COVID 19 – Understanding the Unknown in Acute Respiratory Infections
May 11, 2020
Tom Jefferson, Carl Heneghan
As the shattered and half-frozen remnants of Napoleon’s once-mighty Grand Armee approached Vilnius in early December 1812 they saw in front of them the first undamaged walled city they had seen for many months.
Vilnius had ten gates. Officers had been deployed in front of the walls to direct the retreating columns to different assembly areas. The first in the column however made for the nearest entrance: the Gate of Dawn. This is a narrow tunnel-like defensive entrance which was swiftly choked by the press of half-crazed skeletal soldiers, carriages and artillery. Soon the gate was turned into a scene of horror, with scores of human beings literally crushed to death by the impetus of those behind them. The effects can be seen today in the corpses of those who perished.
Remarkably, those approaching the gate who could see what was going on, added to the press, with few seeking other gates. The long and harrowing retreat from Moscow had turned them into a herd of sheep, each following in the footsteps of the person in front of them.
Since the mid-1990s, we have been supposedly preparing for a pandemic. Much of the preparedness has been focussed on one agent, influenza – and herd thinking – despite two warnings: SARs-Co-V-1 and MERs
Massive amounts of resources have been invested in stockpiling specific treatments or preventive biologics which have never been properly tested and hardly used. Yet, their capacity to stop the spread of influenza is debatable.
Surveillance studies carried out in defined whole populations (usually nursing homes or student accommodation) over a defined time period have given us valuable insight into what is actually happening.
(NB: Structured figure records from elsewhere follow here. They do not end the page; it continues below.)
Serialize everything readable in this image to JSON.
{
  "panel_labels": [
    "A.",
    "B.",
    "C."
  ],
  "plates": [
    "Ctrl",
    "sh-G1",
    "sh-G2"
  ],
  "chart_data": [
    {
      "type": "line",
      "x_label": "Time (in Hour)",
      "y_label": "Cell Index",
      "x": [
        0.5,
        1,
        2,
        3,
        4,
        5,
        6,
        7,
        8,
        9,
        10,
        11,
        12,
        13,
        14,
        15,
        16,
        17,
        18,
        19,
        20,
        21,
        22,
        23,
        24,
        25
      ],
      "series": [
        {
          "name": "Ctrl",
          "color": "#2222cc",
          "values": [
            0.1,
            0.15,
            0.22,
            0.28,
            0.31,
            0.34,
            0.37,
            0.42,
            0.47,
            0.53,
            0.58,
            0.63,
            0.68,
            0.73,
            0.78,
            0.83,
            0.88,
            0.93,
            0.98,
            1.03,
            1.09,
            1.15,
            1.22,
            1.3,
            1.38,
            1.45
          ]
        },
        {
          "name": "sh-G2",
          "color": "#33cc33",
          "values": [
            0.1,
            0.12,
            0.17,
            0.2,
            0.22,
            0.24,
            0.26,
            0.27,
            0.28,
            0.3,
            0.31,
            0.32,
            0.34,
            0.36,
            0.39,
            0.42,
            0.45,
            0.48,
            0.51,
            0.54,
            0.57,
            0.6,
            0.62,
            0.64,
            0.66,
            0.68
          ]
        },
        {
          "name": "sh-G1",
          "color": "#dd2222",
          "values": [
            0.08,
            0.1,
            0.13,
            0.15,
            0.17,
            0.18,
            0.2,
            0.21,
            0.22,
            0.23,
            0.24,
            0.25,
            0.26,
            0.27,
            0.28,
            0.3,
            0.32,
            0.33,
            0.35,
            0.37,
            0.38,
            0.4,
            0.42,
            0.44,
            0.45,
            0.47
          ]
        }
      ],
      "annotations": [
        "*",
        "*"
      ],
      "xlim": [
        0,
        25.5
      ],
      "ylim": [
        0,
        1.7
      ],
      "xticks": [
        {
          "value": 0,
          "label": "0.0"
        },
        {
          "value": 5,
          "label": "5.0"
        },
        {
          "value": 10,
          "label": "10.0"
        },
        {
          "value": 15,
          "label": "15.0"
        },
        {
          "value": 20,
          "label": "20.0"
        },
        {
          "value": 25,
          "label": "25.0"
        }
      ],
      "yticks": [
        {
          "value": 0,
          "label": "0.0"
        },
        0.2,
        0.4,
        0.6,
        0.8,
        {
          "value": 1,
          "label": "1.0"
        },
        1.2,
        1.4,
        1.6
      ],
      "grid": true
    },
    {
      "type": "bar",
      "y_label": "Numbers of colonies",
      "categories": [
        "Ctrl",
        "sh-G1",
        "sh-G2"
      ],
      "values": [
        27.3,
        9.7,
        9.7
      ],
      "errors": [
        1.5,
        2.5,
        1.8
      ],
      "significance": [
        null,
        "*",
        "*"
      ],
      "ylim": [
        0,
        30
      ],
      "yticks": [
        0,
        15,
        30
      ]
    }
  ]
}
Proportional Incidence Epidemiology (PIE)
In a PIE study all participants or a truly random sample are swabbed (something routine surveillance cannot achieve). There is one other source of information that can help us, which is the control arms of formal studies on influenza vaccines and antivirals. Here again, the surveillance and follow-up are intensive following the protocol.
The figure below is a breakdown of pooled data from control arms in a suite of Cochrane reviews (1,200,000 observations from 356 datasets) and 59 datasets from pie studies (29,525 observations).
What this shows is that there are many more agents that cause Influenza-like illness (ILI).
If projected on a population of 10,000 of all ages, the incidence of ILI is 700/10000 and the lion share of agents are currently unknown.
The list of agents includes:
- Influenza (11%)
- Respiratory Syncytial Virus: RSV (6.1%)
- Rhinoviruses (3.3%)
- Parainfluenza viruses (2,5%)
- Other agents (9.1%). These likely to include metapneumoviridae, coronoviridae and echoviridae.
- Unknown (68~%)
In our article on RCGP surveillance, we noted that during the last week for which data are available (week 17 of 2020) out of 428 community samples, 353 (82.5%) were an unknown agent, and only 75 (17.5%) were positive for COVID 19.
Furthermore, several studies show there is a high proportion of viral infection in patients with community-acquired pneumonia. The WHO reports between 1.6 and 2.2 million deaths in under 5s occur because of acute respiratory infections: 40% of these are caused by viral infections. In both children and adults, CAP is caused by a variety of pathogens and in a proportion, the agent often remains unknown.
Several different sources show that a large proportion of pathogens implicated in respiratory infections are unknown. This could be because the ILI has no recognised agent, or mistakes in the sampling and testing have been made, or some may have a non-infectious cause.
This type of evidence generates uncertainties, but should also stimulate further research, broader thinking and a more flexible approach to pandemic preparedness.
Even the survivors of the retreat from Moscow might avoid the swinging certainties of our days.